To paraphrase an old maxim, writing social history is like trying to nail jelly to a wall. But, as Goodman proves in her remarkable book, it helps if you’re using a hammer authentic to the period–better yet, if you’ve forged that tool yourself.

And that’s essentially what she’s done for the years from 1485, when Henry Tudor, earl of Richmond, assumed the throne as Henry VII, until 1603, when Elizabeth I died. Doublets, kirtles, ruffs, and gowns? Goodman has sewn them, by the hundreds. Want to know why Tudor folk dumped rushes on castle floors and slept on them? She can tell you, and what’s more, she’s done it.
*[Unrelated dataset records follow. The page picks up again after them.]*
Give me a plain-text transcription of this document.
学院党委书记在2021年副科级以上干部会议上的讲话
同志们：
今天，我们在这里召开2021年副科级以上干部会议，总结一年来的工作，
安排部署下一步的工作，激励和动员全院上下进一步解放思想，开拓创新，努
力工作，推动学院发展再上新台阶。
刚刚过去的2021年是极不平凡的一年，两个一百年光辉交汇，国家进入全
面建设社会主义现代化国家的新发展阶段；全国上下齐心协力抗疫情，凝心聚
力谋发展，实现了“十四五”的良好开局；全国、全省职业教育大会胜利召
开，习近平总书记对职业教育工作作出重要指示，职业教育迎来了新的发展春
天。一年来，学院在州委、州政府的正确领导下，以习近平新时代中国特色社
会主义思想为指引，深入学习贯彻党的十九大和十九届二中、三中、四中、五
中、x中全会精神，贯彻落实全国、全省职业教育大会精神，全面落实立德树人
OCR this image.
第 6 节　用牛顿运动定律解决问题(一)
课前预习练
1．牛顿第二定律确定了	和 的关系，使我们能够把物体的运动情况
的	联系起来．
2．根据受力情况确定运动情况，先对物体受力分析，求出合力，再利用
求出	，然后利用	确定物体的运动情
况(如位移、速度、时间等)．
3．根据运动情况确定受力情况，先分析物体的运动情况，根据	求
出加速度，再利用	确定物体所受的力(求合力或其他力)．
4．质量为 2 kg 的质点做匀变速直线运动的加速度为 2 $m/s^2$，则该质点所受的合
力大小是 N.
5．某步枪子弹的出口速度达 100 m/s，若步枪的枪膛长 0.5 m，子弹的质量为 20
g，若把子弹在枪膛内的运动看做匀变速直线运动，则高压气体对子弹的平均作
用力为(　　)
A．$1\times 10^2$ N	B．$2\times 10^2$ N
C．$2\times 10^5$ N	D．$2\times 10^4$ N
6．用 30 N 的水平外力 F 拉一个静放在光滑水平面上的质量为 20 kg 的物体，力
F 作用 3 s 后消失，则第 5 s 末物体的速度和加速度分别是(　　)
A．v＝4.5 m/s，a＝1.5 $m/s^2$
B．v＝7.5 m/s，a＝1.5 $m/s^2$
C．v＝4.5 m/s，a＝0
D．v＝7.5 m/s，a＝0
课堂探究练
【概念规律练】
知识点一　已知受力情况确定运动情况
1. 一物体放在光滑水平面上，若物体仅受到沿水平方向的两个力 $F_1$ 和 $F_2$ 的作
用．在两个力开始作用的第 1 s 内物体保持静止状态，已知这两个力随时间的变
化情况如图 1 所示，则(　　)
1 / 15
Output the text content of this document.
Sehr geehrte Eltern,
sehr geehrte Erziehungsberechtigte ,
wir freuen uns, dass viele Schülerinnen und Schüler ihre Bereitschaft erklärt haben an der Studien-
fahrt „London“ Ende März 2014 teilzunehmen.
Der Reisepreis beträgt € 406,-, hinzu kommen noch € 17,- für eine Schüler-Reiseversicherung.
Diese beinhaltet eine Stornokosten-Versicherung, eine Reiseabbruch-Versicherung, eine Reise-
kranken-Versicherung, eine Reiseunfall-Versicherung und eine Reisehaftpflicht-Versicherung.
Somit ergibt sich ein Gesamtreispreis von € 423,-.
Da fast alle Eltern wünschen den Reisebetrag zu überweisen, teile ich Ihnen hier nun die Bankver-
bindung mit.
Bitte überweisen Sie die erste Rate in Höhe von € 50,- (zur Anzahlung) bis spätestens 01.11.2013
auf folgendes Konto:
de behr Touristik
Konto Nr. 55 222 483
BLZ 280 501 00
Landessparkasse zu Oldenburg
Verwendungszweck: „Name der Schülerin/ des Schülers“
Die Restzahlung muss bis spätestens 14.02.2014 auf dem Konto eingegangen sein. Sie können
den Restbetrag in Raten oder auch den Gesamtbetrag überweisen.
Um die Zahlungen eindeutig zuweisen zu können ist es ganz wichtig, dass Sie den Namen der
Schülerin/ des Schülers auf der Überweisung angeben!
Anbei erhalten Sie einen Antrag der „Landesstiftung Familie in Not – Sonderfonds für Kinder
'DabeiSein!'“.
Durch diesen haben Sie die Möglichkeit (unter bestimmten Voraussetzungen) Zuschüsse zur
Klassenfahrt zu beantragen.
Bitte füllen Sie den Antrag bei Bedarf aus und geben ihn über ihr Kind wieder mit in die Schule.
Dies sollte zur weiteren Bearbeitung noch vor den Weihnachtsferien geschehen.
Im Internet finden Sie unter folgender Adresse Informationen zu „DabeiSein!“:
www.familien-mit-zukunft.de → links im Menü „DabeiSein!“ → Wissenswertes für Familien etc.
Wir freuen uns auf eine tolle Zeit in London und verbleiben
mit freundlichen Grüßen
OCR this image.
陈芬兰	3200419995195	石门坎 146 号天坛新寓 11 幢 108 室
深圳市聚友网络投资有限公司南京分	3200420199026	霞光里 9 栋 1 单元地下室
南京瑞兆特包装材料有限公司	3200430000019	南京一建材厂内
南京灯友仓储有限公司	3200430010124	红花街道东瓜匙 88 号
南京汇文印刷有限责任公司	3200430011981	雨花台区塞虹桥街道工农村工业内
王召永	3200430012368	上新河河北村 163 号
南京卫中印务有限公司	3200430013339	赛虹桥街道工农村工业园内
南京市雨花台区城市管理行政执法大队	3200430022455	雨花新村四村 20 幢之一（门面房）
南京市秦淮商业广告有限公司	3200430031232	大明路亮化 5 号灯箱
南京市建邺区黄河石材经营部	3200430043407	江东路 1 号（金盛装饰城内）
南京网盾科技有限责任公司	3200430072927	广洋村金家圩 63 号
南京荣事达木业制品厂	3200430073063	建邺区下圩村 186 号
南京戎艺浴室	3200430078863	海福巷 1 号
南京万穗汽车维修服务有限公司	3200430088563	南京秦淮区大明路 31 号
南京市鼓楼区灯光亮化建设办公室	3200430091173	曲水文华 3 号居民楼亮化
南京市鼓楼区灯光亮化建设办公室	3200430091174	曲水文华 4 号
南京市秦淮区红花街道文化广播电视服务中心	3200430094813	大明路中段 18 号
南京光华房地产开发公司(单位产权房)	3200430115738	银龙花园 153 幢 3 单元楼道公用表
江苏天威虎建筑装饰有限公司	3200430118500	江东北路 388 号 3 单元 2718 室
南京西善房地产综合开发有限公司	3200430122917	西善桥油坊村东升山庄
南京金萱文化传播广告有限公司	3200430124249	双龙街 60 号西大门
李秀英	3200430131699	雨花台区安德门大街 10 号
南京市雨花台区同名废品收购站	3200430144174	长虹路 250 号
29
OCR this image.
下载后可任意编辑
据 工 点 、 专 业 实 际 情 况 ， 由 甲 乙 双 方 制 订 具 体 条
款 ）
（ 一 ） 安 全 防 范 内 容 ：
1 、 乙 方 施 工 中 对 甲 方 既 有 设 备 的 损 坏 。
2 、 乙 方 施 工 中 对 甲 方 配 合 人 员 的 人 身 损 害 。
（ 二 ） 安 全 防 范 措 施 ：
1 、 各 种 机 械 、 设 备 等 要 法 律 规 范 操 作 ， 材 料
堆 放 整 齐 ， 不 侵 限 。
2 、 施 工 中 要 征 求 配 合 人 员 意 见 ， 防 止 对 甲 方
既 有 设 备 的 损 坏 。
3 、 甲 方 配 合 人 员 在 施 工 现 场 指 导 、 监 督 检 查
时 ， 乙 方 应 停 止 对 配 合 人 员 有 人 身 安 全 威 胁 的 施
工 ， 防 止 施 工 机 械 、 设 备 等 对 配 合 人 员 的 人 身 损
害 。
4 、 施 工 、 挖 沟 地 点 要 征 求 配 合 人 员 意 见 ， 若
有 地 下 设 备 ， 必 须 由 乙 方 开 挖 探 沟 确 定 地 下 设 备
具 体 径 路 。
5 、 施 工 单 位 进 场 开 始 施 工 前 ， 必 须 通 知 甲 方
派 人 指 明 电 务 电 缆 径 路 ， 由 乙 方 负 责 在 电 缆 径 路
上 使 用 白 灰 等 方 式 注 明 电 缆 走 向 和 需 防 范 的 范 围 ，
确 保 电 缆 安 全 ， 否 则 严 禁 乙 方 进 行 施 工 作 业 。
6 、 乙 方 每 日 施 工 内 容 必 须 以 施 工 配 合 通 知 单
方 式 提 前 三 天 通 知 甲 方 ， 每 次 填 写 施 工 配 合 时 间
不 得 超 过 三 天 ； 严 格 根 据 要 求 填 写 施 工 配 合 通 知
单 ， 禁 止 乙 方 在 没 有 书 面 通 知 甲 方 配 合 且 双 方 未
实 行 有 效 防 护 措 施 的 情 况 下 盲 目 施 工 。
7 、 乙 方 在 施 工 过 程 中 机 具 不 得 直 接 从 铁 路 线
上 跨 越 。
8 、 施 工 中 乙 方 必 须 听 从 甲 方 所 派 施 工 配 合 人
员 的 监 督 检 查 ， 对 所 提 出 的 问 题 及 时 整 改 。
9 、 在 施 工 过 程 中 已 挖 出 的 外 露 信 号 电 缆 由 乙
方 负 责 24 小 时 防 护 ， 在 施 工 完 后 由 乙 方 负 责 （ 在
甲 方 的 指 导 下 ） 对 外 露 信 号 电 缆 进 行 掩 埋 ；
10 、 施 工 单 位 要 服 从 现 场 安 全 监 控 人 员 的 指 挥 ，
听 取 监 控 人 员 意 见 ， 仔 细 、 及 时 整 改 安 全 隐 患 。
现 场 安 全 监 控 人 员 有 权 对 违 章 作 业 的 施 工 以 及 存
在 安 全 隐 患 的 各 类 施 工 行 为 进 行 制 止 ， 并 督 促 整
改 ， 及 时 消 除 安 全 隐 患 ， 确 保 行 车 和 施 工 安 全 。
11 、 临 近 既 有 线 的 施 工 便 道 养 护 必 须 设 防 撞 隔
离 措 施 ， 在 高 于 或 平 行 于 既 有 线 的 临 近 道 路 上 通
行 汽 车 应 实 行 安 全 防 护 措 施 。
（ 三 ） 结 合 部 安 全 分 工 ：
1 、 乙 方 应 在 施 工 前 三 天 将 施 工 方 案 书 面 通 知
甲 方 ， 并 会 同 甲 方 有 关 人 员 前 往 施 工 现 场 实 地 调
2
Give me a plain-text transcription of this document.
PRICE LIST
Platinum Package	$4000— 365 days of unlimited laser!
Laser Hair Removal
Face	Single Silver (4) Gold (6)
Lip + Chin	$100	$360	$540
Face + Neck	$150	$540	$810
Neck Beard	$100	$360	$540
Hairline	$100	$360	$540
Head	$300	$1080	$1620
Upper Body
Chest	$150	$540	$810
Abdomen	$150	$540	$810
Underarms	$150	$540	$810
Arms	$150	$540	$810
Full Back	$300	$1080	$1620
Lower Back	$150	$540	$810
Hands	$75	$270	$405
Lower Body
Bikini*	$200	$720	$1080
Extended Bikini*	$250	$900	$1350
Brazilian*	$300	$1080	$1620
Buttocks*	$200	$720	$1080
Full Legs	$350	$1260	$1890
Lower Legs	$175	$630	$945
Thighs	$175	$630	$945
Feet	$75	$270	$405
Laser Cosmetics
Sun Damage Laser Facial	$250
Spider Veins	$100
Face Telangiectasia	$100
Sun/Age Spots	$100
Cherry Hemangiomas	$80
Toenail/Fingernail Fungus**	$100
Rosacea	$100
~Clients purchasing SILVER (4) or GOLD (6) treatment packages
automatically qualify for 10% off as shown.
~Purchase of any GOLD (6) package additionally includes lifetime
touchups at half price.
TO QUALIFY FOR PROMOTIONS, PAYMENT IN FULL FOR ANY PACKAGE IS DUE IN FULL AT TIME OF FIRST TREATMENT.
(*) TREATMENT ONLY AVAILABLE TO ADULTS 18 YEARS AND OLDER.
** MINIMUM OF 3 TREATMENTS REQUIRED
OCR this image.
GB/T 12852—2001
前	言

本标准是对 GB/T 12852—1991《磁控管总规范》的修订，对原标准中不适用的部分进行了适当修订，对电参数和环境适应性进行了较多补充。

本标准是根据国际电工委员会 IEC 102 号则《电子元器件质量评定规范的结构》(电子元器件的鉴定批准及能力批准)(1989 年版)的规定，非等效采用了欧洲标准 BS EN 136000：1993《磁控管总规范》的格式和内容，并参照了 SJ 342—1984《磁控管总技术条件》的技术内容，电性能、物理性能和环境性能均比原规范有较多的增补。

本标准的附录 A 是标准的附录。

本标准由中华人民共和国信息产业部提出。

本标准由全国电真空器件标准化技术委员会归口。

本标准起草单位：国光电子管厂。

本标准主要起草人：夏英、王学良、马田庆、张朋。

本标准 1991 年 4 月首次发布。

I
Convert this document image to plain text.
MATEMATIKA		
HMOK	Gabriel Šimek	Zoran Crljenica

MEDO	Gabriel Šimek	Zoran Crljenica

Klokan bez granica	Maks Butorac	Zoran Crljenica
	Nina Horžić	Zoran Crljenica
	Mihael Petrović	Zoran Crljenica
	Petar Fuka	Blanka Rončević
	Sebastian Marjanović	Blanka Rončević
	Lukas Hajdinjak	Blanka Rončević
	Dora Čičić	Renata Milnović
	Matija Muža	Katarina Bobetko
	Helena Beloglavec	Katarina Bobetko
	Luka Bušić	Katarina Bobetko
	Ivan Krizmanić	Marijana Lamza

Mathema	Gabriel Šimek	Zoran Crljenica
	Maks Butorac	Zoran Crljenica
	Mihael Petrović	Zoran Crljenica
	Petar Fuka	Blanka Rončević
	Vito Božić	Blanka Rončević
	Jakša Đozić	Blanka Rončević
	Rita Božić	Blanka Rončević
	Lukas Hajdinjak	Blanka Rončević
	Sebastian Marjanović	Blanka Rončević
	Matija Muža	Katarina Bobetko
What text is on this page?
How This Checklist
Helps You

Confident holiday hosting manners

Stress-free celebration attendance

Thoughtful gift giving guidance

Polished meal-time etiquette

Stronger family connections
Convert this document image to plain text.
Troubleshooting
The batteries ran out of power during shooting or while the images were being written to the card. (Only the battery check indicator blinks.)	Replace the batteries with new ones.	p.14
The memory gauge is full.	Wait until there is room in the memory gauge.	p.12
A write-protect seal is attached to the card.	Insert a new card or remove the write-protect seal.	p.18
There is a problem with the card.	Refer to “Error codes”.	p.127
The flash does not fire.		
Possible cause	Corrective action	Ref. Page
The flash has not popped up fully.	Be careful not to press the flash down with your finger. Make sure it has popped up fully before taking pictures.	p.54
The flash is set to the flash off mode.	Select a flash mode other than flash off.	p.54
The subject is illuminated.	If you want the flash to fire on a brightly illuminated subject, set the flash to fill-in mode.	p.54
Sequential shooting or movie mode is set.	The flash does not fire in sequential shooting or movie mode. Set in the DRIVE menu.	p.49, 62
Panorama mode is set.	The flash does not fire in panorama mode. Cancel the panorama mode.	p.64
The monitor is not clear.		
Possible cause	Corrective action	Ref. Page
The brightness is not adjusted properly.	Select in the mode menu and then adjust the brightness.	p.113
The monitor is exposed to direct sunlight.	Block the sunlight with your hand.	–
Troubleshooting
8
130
Think it would be a challenge to prepare a feast in a sixteenth-century wood-fired oven? To understand exactly how challenging, she’s built them–and, by the way, if you do likewise, remember to soak the wooden door in water so that (a) it doesn’t burn, and (b) imparts steam to the heat.

A young Henry Tudor, earl of Richmond, by an unknown French artist, painted between 1470 and 1480 (Courtesy Musee Calvert, Avignon, via Wikimedia Commons).

A young Henry Tudor, earl of Richmond, by an unknown French artist, a portrait believed to have been painted between 1470 and 1480 (courtesy Musée Calvert, Avignon, via Wikimedia Commons).

 

I’ve never read a book like this, informed both by devoted scholarship and meticulous, hands-on experience. Even more amazing, Goodman has set her focus precisely where the written sources are thinnest, on how the common folk lived. Since few commoners could read, and even fewer could write (the skills, when taught at all, were learned separately), these people created no chronicles of themselves, and upper-class or noble commentators wouldn’t have deigned to. However, by using court records, parish registries, wills, paintings, and books of advice and commentary (a literary genre just then becoming popular), Goodman has pieced together a startling amount of information about daily life among commoners. It’s not surprising that she’s a recognized expert, a consultant for costume dramas, as with the televised version of Wolf Hall.

Among other things, I learned how details of posture and dress that we would call subtle or even meaningless spoke loudly to fifteenth-century Englishmen and -women about social class and breeding. Woe betide any who failed to observe these strictures, and who thus became suspect of trying to get above his or her station, for humiliation and punishment would soon follow. Naturally, the higher up you were, the more latitude you had. Certain young gentlemen, a classification with a specific social meaning, liked to swagger with their hips thrust forward, which caused purses, daggers, swords, or bucklers to swing about and make a clattering noise. Such was a swashbuckler, who announced his presence well before he came into view. The word is one of thousands the Tudors bequeathed to modern English; and of course, nobody coined more than Shakespeare, who left us some seventeen hundred.

Goodman has subtitled her work A Dawn-to-Dusk Guide to Tudor Life, and the way she goes about this makes sense, though it also has its drawbacks. She begins with cock crow, when people got out of bed, and describes their rituals of prayer, dress, and hygiene, and ends with nighttime, return to bed, and what went on there. In between, she recounts what people ate; how they cooked it; what they had to learn so they could function, stay out of trouble, and maybe rise in the world; what kinds of work they did; and how they amused themselves when they had the chance. You easily understand the rhythm of everyday life, and how busy people were, especially those who had no servants to tend them–indeed, Goodman accounts for every waking minute.

The downside to this approach is the lack of narrative or individual characters. Occasionally, a person emerges from the crowd, provides an example, and quickly recedes. I lay this charge gently, because more than one critic has said the same about my work, and the dearth of first-person source material dictates how this type of social history must be written. In this book, however, I found myself pouncing on these brief stories, only to feel disappointed that they melted away so soon. I suspect that I yearned ever more for them because the wealth of detail Goodman offers can be overwhelming. I confess that I skipped over parts of How to Be a Tudor; the section on dress, for instance, goes on too long for my taste. However, I devoured the rest, such as the fine points of a bow or curtsy or the manner of baking bread.

In short, there’s something for everyone in How to Be a Tudor.

Disclaimer: I obtained my reading copy of this book from the public library.